What’s driving this increase?


  • A combination of higher access tolls and regulated system costs.

  • Adjustments to the raw material cost, which, while variable, must comply with regulated margins and methodologies.

  • Adaptation of the system to a new gas period and structural demand decline (e.g., reduced gas-fired power generation), forcing fixed costs to be spread over fewer kWh consumed.



Recommendations for consumers


  • Review your contract and confirm you are under the most suitable category for your real consumption (RL.1, RL.2, etc.).

  • Take advantage of this regulatory reset to perform an energy audit: insulation, heating systems, consumption habits.

  • Consider switching to the free market if the TUR is no longer competitive for your consumption profile.


4. Tariff Simplification: Toward Greater Transparency


In recent years, reforms have been introduced to simplify the gas tariff structure and reduce technical categories. As highlighted in the October 2025 bulletin, measures such as eliminating differentiated tariffs for “satellite plants” or categories like RLTA and RLTB now take effect, reinforcing a simpler model.


The goal is for users — both residential and business — to better understand what they’re paying for: a regulated component (tolls and charges) and a commercial component (energy, margins, etc.).


5. October’s Seasonal Pattern: Why Does It Repeat?


Traditionally, many regulatory changes and review periods coincide with the start of the final quarter (October–December). This timing allows gas and network cycles to begin during a low-consumption period, distributing costs more efficiently.Consumers return from holidays, households prepare for winter, and operators use this period to communicate adjustments before heating demand rises.

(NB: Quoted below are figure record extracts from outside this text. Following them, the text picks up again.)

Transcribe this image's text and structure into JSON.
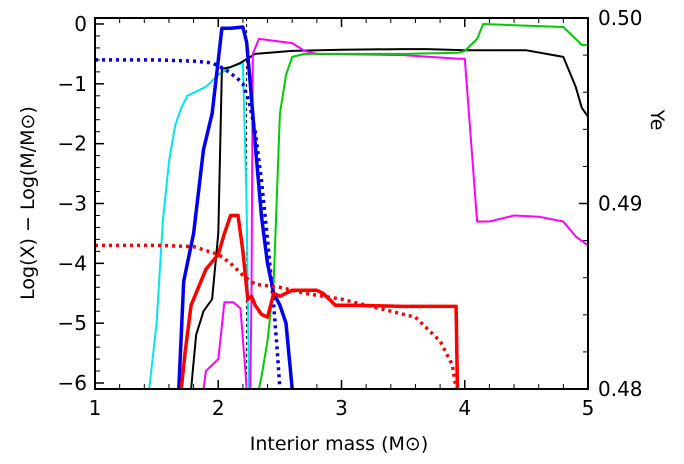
{
  "chart_data": {
    "type": "line",
    "xlabel": "Interior mass (M⊙)",
    "ylabel": "Log(X) − Log(M/M⊙)",
    "y2label": "Ye",
    "xlim": [
      1,
      5
    ],
    "ylim": [
      -6.1,
      0.1
    ],
    "y2lim": [
      0.48,
      0.5
    ],
    "xticks": [
      1,
      2,
      3,
      4,
      5
    ],
    "yticks": [
      0,
      -1,
      -2,
      -3,
      -4,
      -5,
      -6
    ],
    "y2ticks": [
      "0.50",
      "0.49",
      "0.48"
    ],
    "y2tick_values": [
      0.5,
      0.49,
      0.48
    ],
    "grid": false,
    "legend": "none",
    "series": [
      {
        "color": "#00e5ee",
        "width": 2,
        "values": [
          [
            1.44,
            -6.1
          ],
          [
            1.5,
            -5.0
          ],
          [
            1.55,
            -3.3
          ],
          [
            1.6,
            -2.3
          ],
          [
            1.65,
            -1.7
          ],
          [
            1.7,
            -1.4
          ],
          [
            1.75,
            -1.2
          ],
          [
            1.8,
            -1.15
          ],
          [
            1.9,
            -1.05
          ],
          [
            2.0,
            -0.85
          ],
          [
            2.1,
            -0.72
          ],
          [
            2.2,
            -0.65
          ],
          [
            2.23,
            -3.0
          ],
          [
            2.25,
            -6.1
          ]
        ]
      },
      {
        "color": "#000000",
        "width": 2,
        "values": [
          [
            1.78,
            -6.1
          ],
          [
            1.82,
            -5.2
          ],
          [
            1.88,
            -4.8
          ],
          [
            1.95,
            -4.6
          ],
          [
            2.0,
            -3.5
          ],
          [
            2.03,
            -0.75
          ],
          [
            2.1,
            -0.72
          ],
          [
            2.18,
            -0.65
          ],
          [
            2.22,
            -0.6
          ],
          [
            2.3,
            -0.5
          ],
          [
            2.6,
            -0.45
          ],
          [
            3.0,
            -0.43
          ],
          [
            3.5,
            -0.42
          ],
          [
            3.7,
            -0.42
          ],
          [
            4.0,
            -0.44
          ],
          [
            4.5,
            -0.44
          ],
          [
            4.8,
            -0.55
          ],
          [
            4.9,
            -1.05
          ],
          [
            4.95,
            -1.4
          ],
          [
            5.0,
            -1.55
          ]
        ]
      },
      {
        "color": "#ff00ff",
        "width": 2,
        "values": [
          [
            1.88,
            -6.1
          ],
          [
            1.9,
            -5.8
          ],
          [
            2.0,
            -5.6
          ],
          [
            2.05,
            -4.65
          ],
          [
            2.12,
            -4.65
          ],
          [
            2.18,
            -4.75
          ],
          [
            2.22,
            -5.8
          ],
          [
            2.23,
            -6.1
          ]
        ]
      },
      {
        "color": "#ff00ff",
        "width": 2,
        "values": [
          [
            2.26,
            -6.1
          ],
          [
            2.27,
            -4.5
          ],
          [
            2.28,
            -0.5
          ],
          [
            2.33,
            -0.25
          ],
          [
            2.6,
            -0.32
          ],
          [
            2.7,
            -0.45
          ],
          [
            2.8,
            -0.5
          ],
          [
            3.5,
            -0.52
          ],
          [
            3.95,
            -0.58
          ],
          [
            4.0,
            -0.58
          ],
          [
            4.1,
            -3.3
          ],
          [
            4.2,
            -3.3
          ],
          [
            4.3,
            -3.25
          ],
          [
            4.4,
            -3.2
          ],
          [
            4.6,
            -3.22
          ],
          [
            4.8,
            -3.3
          ],
          [
            4.9,
            -3.55
          ],
          [
            5.0,
            -3.7
          ]
        ]
      },
      {
        "color": "#00cc00",
        "width": 2,
        "values": [
          [
            2.33,
            -6.1
          ],
          [
            2.35,
            -5.9
          ],
          [
            2.4,
            -5.3
          ],
          [
            2.45,
            -4.3
          ],
          [
            2.5,
            -1.5
          ],
          [
            2.55,
            -0.85
          ],
          [
            2.6,
            -0.55
          ],
          [
            2.7,
            -0.5
          ],
          [
            2.8,
            -0.5
          ],
          [
            3.5,
            -0.5
          ],
          [
            3.95,
            -0.48
          ],
          [
            4.0,
            -0.45
          ],
          [
            4.1,
            -0.25
          ],
          [
            4.15,
            0.0
          ],
          [
            4.4,
            -0.02
          ],
          [
            4.8,
            -0.05
          ],
          [
            4.95,
            -0.35
          ],
          [
            5.0,
            -0.35
          ]
        ]
      },
      {
        "color": "#0000ee",
        "width": 3.5,
        "values": [
          [
            1.68,
            -6.1
          ],
          [
            1.72,
            -4.3
          ],
          [
            1.8,
            -3.5
          ],
          [
            1.88,
            -2.1
          ],
          [
            1.95,
            -1.5
          ],
          [
            2.0,
            -0.6
          ],
          [
            2.03,
            -0.07
          ],
          [
            2.1,
            -0.07
          ],
          [
            2.2,
            -0.05
          ],
          [
            2.23,
            -0.3
          ],
          [
            2.26,
            -1.0
          ],
          [
            2.3,
            -2.0
          ],
          [
            2.35,
            -3.2
          ],
          [
            2.4,
            -4.0
          ],
          [
            2.45,
            -4.5
          ],
          [
            2.5,
            -4.7
          ],
          [
            2.55,
            -5.0
          ],
          [
            2.6,
            -6.1
          ]
        ]
      },
      {
        "color": "#0000ee",
        "width": 3.5,
        "dash": "3 4",
        "values": [
          [
            1.0,
            -0.6
          ],
          [
            1.5,
            -0.6
          ],
          [
            1.8,
            -0.62
          ],
          [
            1.95,
            -0.65
          ],
          [
            2.05,
            -0.75
          ],
          [
            2.15,
            -0.9
          ],
          [
            2.2,
            -1.0
          ],
          [
            2.25,
            -1.3
          ],
          [
            2.3,
            -1.8
          ],
          [
            2.35,
            -2.6
          ],
          [
            2.4,
            -3.6
          ],
          [
            2.45,
            -4.7
          ],
          [
            2.48,
            -5.5
          ],
          [
            2.5,
            -6.1
          ]
        ]
      },
      {
        "color": "#ff0000",
        "width": 3.5,
        "values": [
          [
            1.7,
            -6.1
          ],
          [
            1.73,
            -5.5
          ],
          [
            1.78,
            -4.7
          ],
          [
            1.84,
            -4.4
          ],
          [
            1.9,
            -4.1
          ],
          [
            1.96,
            -3.95
          ],
          [
            2.0,
            -3.85
          ],
          [
            2.05,
            -3.5
          ],
          [
            2.1,
            -3.2
          ],
          [
            2.16,
            -3.2
          ],
          [
            2.2,
            -3.8
          ],
          [
            2.24,
            -4.6
          ],
          [
            2.27,
            -4.55
          ],
          [
            2.3,
            -4.7
          ],
          [
            2.35,
            -4.85
          ],
          [
            2.4,
            -4.9
          ],
          [
            2.45,
            -4.5
          ],
          [
            2.5,
            -4.55
          ],
          [
            2.55,
            -4.5
          ],
          [
            2.6,
            -4.45
          ],
          [
            2.8,
            -4.45
          ],
          [
            2.85,
            -4.5
          ],
          [
            2.9,
            -4.6
          ],
          [
            2.95,
            -4.7
          ],
          [
            3.1,
            -4.7
          ],
          [
            3.5,
            -4.72
          ],
          [
            3.93,
            -4.72
          ],
          [
            3.94,
            -6.1
          ]
        ]
      },
      {
        "color": "#ff0000",
        "width": 3.5,
        "dash": "3 4",
        "values": [
          [
            1.0,
            -3.7
          ],
          [
            1.5,
            -3.7
          ],
          [
            1.8,
            -3.72
          ],
          [
            2.0,
            -3.85
          ],
          [
            2.1,
            -4.0
          ],
          [
            2.2,
            -4.2
          ],
          [
            2.3,
            -4.35
          ],
          [
            2.5,
            -4.4
          ],
          [
            2.7,
            -4.5
          ],
          [
            3.0,
            -4.6
          ],
          [
            3.4,
            -4.8
          ],
          [
            3.6,
            -4.9
          ],
          [
            3.8,
            -5.3
          ],
          [
            3.9,
            -5.7
          ],
          [
            3.93,
            -6.1
          ]
        ]
      }
    ],
    "dashed_marker_x": 2.23
  }
}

From a regulatory standpoint, October is strategic for introducing structural changes before the heating season, enabling a smoother and more gradual adaptation.


6. Looking Ahead: Integrated Adaptation of the Energy Sector


Although much of the focus in October 2025 is on gas, these adjustments connect to broader energy sector dynamics:

  • The energy transition continues to demand that transport and distribution systems evolve to integrate renewables, storage, and self-consumption.

  • Electricity tariffs and tolls also undergo periodic reviews — not always in October — requiring companies and consumers to plan ahead.

  • Energy companies, large consumers (industries), and collective supplies (condominiums) must remain alert to these regulatory shifts to anticipate contracts, budgets, and efficiency strategies.


Conclusion: October, the Month for Energy Decisions


Ultimately, October is not just the start of the last quarter of the year — it’s a month of key decisions for Spain’s energy sector. The adjustments taking effect now — the new gas period, updated tolls, and regulated tariffs — will shape the landscape for the next 12 months.That’s why at RwC Energy Partners we recommend:

  • Staying well-informed about the new gas access tolls.

  • Analyzing each client’s consumption profile and reviewing contracts before new terms apply.

  • Using this transition to improve energy efficiency in facilities, systems, and habits.

  • Considering the potential impact on costs and competitiveness for households, SMEs, and industries.